谷口真人さんの作品も展示されているというし、行かないわけにはいかない。久しぶりの日本平に懐かしさを感じながら早速鑑賞へ向かた。

思ったよりも小さな規模の展示だったけれど、知りたいことがちょうどいいサイズのストーリでまんべんなく散らされていてとても勉強になった。展示の締めくくりも谷口さんのあの子でまるっとまとまっていて、とても理解しやすい。

作品それぞれに興味深いところはあったけれど、とくに印象深かったのは、あの子の中に写る自分の姿とあの子との距離感についてだった(大きな鏡を使った作品なので、鑑賞者の姿と描かれた少女の姿が並んで写りこむ)。

谷口さんの作品はいつも東京で鑑賞していた。鏡には「東京にいる自分」が写っているわけだ。だが、今回はさまざまな感情渦巻く「静岡にいる自分」が鏡に写りこむ。
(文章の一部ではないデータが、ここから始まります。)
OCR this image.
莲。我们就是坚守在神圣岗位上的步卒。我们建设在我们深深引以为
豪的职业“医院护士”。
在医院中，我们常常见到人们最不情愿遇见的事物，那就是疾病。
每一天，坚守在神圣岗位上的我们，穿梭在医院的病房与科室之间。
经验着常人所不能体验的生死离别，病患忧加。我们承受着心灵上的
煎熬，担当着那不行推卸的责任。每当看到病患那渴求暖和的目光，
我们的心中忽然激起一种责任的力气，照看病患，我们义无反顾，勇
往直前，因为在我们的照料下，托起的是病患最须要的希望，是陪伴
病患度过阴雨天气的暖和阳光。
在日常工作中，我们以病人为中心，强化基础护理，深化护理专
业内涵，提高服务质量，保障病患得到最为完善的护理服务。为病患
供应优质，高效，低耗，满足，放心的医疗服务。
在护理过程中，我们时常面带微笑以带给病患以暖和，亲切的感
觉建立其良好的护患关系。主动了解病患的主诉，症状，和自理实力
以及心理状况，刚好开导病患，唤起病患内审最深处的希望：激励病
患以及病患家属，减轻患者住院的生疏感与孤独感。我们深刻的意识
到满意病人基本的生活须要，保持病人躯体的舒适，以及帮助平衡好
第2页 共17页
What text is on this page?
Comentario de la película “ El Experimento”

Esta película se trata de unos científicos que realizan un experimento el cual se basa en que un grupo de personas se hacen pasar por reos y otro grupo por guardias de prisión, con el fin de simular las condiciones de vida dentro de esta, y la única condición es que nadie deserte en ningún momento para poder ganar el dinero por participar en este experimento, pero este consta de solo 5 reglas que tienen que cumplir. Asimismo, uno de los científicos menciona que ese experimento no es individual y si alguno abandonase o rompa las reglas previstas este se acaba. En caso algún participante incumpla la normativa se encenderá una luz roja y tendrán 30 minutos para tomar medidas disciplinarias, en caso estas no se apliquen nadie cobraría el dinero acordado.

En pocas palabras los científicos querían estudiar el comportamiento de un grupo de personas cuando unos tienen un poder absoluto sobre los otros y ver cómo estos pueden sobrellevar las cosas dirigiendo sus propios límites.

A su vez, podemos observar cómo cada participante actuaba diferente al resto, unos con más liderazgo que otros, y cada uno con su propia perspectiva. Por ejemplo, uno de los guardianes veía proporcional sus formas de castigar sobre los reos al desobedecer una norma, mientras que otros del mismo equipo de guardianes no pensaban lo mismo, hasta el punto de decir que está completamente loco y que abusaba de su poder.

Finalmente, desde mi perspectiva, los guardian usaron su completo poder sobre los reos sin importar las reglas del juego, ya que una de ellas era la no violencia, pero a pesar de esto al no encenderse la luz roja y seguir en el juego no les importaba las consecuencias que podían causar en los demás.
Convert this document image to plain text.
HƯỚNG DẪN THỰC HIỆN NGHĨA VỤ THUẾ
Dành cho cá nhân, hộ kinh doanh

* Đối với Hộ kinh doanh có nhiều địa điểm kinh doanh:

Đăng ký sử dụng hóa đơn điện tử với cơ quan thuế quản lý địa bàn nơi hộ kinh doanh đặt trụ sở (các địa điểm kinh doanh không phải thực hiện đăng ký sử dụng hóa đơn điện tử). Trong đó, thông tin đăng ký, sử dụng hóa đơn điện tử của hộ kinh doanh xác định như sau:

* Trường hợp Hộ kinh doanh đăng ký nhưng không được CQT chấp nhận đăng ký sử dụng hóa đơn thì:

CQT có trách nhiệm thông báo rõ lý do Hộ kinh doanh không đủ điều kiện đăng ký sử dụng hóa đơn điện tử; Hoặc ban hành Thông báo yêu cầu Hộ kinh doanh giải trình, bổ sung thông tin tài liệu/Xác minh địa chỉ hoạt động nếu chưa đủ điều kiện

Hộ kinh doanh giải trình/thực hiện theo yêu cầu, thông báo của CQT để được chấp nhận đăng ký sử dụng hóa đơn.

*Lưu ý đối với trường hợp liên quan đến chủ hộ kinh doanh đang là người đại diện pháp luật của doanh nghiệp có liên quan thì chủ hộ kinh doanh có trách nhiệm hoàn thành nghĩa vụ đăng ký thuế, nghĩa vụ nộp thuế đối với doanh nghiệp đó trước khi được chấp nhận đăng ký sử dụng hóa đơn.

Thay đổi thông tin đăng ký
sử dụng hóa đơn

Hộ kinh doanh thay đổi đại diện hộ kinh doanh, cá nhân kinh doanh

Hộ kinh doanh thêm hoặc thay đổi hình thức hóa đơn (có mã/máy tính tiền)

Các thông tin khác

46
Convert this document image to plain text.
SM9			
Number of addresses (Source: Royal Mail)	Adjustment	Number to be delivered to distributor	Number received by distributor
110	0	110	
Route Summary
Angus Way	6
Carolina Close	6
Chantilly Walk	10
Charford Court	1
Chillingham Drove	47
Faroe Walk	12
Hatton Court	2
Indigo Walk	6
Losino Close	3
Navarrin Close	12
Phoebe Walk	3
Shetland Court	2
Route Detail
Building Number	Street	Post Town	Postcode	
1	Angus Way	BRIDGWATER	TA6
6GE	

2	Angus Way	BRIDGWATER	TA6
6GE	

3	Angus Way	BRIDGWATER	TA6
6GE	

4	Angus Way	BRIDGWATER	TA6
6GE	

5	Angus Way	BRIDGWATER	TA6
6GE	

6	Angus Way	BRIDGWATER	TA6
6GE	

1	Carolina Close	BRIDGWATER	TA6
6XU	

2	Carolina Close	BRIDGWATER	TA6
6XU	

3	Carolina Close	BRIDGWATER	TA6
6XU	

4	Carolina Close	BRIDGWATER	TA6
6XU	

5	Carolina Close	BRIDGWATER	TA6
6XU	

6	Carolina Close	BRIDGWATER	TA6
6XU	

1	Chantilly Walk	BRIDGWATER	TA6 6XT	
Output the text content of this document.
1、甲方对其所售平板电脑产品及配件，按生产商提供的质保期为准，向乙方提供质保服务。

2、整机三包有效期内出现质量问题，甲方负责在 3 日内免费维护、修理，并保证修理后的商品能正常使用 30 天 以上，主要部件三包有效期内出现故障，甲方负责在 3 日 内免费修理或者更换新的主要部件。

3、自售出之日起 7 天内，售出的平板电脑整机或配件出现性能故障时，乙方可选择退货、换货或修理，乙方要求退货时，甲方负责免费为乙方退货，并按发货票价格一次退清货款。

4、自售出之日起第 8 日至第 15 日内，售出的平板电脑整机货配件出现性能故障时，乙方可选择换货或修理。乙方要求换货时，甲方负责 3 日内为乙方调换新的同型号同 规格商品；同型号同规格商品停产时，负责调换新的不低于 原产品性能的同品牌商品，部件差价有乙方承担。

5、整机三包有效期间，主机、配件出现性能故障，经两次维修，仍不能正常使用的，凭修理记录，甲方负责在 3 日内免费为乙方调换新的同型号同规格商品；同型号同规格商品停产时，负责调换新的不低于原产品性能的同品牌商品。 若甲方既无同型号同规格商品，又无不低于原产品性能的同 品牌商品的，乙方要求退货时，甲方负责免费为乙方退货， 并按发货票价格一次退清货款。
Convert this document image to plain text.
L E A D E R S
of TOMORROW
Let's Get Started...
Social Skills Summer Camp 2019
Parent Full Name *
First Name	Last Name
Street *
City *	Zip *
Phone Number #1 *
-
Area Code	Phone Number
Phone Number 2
たったそれだけの差なのに、自分がどこにいるのか、そこでどんな感情を抱いているのかという違いによって、あの子との距離感も違って感じられたのだ。

物言わぬ絵の具の少女に対する自分の立ち位置が、現実世界の周囲の環境によって大きく違っていることを感じさせられ、相対的な社会性といいうことについて味わい深い思いを抱いた。

作品世界に鑑賞者を取り込む作品には、こういう作用が備わていることをあたまでは分かっていても(コンテキストを読むことはできても)、実体験として肌で感じることは貴重なことかもしれない。

竹久夢二、高畠華宵から高度成長期におけるデフォルメ化と、90年代後半のメランコリックとキャラクタァ消費の加速化、現在の萌えへという流れ、そして、その先にひっそりとたたずむ鏡の中のあの子。いろんな妄想が膨らんだ。